Local Officials from Across State Urge Legislature to Protect Rights
Letter calls for rejection of any reduction in rights to pass local ordinances on gas drilling
(Harrisburg) – Municipal officials from a dozen different counties across Pennsylvania jointly wrote to the PA General Assembly today calling for a rejection of legislative proposals to reduce or eliminate municipal governments’ rights to enact local zoning ordinances concerning Marcellus Shale gas drilling.
Altogether, 46 local officials signed the letter. These officials were from the following counties: Allegheny, Berks, Bucks, Butler, Delaware, Elk, Luzerne, Montgomery, Northampton, Washington, Westmoreland, and York. In addition, Cecil Township in Washington County, and Upper Burrell Township in Westmoreland passed resolutions opposing these attacks on their ability to enact local zoning ordinances.

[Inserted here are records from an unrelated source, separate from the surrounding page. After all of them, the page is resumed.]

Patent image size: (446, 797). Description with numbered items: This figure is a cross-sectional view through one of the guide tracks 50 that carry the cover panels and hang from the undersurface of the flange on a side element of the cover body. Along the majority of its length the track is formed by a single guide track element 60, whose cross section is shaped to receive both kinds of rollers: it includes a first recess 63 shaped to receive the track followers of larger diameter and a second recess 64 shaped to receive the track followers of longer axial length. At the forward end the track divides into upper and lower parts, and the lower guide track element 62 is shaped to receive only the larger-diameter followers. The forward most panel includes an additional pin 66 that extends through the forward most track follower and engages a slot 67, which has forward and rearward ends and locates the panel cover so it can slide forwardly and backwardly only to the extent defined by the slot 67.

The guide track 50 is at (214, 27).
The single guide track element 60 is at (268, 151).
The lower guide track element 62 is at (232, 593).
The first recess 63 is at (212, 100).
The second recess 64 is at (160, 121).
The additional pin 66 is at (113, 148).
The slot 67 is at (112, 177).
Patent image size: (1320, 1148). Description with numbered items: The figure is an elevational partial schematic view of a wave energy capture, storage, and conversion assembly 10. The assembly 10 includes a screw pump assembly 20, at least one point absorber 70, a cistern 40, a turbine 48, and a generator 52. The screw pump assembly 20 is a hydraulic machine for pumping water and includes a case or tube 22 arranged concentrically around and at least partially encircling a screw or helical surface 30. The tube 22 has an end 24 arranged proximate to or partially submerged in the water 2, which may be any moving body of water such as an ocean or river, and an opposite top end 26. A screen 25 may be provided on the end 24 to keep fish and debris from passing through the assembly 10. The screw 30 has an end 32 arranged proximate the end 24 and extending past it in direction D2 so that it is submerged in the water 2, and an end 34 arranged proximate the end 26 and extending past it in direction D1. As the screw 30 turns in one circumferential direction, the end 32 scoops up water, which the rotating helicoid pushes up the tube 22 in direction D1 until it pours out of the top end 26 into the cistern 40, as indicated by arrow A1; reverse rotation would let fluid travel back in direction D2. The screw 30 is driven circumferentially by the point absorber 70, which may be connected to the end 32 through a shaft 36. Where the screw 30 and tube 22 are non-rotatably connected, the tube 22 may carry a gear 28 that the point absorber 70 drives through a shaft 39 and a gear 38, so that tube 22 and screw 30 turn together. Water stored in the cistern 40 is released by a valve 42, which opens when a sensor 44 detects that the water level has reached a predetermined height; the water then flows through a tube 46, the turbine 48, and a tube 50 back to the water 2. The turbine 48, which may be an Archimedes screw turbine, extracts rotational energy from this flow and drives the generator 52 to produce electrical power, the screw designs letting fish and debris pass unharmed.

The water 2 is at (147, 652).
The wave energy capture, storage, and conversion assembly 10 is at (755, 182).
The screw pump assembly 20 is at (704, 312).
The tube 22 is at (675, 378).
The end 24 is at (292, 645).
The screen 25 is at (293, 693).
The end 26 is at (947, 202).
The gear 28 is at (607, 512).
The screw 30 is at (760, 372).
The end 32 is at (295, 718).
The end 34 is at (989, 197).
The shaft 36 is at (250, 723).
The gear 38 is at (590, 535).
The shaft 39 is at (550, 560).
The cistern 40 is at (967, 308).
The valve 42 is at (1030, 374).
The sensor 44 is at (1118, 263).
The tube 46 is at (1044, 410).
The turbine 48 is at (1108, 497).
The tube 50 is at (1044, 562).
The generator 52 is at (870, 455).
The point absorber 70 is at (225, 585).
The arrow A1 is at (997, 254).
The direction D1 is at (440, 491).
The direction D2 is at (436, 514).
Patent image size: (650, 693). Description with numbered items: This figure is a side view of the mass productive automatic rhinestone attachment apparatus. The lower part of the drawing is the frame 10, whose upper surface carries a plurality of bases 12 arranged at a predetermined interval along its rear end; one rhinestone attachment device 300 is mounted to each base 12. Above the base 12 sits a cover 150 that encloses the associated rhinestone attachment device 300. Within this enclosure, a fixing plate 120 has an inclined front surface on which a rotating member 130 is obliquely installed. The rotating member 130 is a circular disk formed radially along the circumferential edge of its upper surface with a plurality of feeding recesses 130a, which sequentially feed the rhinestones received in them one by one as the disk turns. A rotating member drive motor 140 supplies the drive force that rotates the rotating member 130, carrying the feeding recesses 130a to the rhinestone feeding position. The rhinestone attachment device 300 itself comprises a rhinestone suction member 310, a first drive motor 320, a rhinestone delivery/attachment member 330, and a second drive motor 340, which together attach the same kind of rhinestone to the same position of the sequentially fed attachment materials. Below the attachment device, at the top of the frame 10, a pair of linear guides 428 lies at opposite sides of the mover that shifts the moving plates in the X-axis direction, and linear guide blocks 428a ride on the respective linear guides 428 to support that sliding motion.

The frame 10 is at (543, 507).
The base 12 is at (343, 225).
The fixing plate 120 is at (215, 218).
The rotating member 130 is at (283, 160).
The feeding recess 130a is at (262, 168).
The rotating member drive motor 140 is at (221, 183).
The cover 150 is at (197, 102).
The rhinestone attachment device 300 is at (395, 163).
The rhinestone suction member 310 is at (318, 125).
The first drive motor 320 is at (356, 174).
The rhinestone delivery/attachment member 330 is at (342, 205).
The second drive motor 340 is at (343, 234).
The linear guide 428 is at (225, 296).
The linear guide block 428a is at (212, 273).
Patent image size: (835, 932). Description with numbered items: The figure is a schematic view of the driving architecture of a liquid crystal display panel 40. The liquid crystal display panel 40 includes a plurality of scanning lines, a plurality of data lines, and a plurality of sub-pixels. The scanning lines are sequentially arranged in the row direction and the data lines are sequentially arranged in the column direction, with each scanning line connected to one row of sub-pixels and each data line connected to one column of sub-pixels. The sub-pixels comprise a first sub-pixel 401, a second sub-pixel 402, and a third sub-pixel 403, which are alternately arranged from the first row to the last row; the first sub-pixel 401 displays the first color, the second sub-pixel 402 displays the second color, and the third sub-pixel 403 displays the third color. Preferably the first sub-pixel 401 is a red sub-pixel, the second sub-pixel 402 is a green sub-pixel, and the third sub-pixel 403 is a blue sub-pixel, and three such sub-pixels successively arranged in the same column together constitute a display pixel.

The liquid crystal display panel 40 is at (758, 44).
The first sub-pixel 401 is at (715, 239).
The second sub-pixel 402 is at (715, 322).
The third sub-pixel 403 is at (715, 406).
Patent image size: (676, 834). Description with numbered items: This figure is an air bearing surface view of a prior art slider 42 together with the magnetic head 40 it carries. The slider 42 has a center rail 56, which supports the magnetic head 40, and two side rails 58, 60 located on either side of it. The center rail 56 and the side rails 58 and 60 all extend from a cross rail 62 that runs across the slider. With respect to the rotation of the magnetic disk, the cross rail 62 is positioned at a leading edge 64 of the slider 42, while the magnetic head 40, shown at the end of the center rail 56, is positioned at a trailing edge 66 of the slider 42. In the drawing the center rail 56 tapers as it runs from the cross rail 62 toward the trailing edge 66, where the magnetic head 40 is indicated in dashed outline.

Deron Gabriel, a South Fayette Township Commissioner who signed the letter, stated, “South Fayette like many communities has taken steps to protect itself from the dangers of drilling. Measures by Range Resources & Harrisburg to strip us of these rights is a power grab and infringement upon our ability to determine what is best for the families of South Fayette.” Range Resources is currently taking legal action against both South Fayette and Cecil for enactment of their local zoning ordinances.
Myron Arnowitt, PA State Director for Clean Water Action stated, “There has been a real outpouring of local support over this issue. We want to be clear about this – there is no patchwork of local regulation in the state. Our state government has already set standards and rules for gas drilling. What municipal governments are doing is what they have always done – using zoning to ensure that particular activities are appropriate for their communities. These officials are clear that they want our state legislators to reject any reduction in their rights to enact zoning ordinances.”
Dozens of municipal governments in Pennsylvania have enacted new local ordinances regarding Marcellus Shale gas drilling or are in the process of doing so. Local governments have used their zoning to keep drilling out of residential neighborhoods, to ensure proper buffer zones around schools, and to allow local officials a chance to review development plans prior to approval.
“The courts have upheld the right of municipalities to adopt ordinances to protect their communities from the natural gas industry’s activities. We oppose the out of state gas drillers who want to impose a “one size fits all” state-level regulation that would overturn the existing municipal authority. We believe that local governments know the local conditions better than some desk-bound bureaucrat in Harrisburg,” said Jeff Schmidt, Director of Sierra Club’s Pennsylvania Chapter. ”The gas industry’s state preemption approach would be like telling local governments that they can’t establish speed limits on winding township roads, because the statewide speed limit is 55 mph,” Schmidt continued.
“People and the environment are paying the price for irresponsible drilling and lax regulation, and the gas industry is using political pressure, financial influence, and intimidation to keep it that way,” said Nadia Steinzor of Earthworks Oil and Gas Accountability Project. “Municipalities have an established right under Pennsylvania law to practice zoning and do what it takes to protect their communities.”
The State House is expected to take up HB 1950 today that would make local ordinances concerning gas drilling illegal. The State Senate is expected to soon take up SB 1100 which is likely to greatly restrict municipal zoning ordinances concerning gas drilling. Precise language on this issue is still being negotiated between the Senate Republicans and Senate Democrats.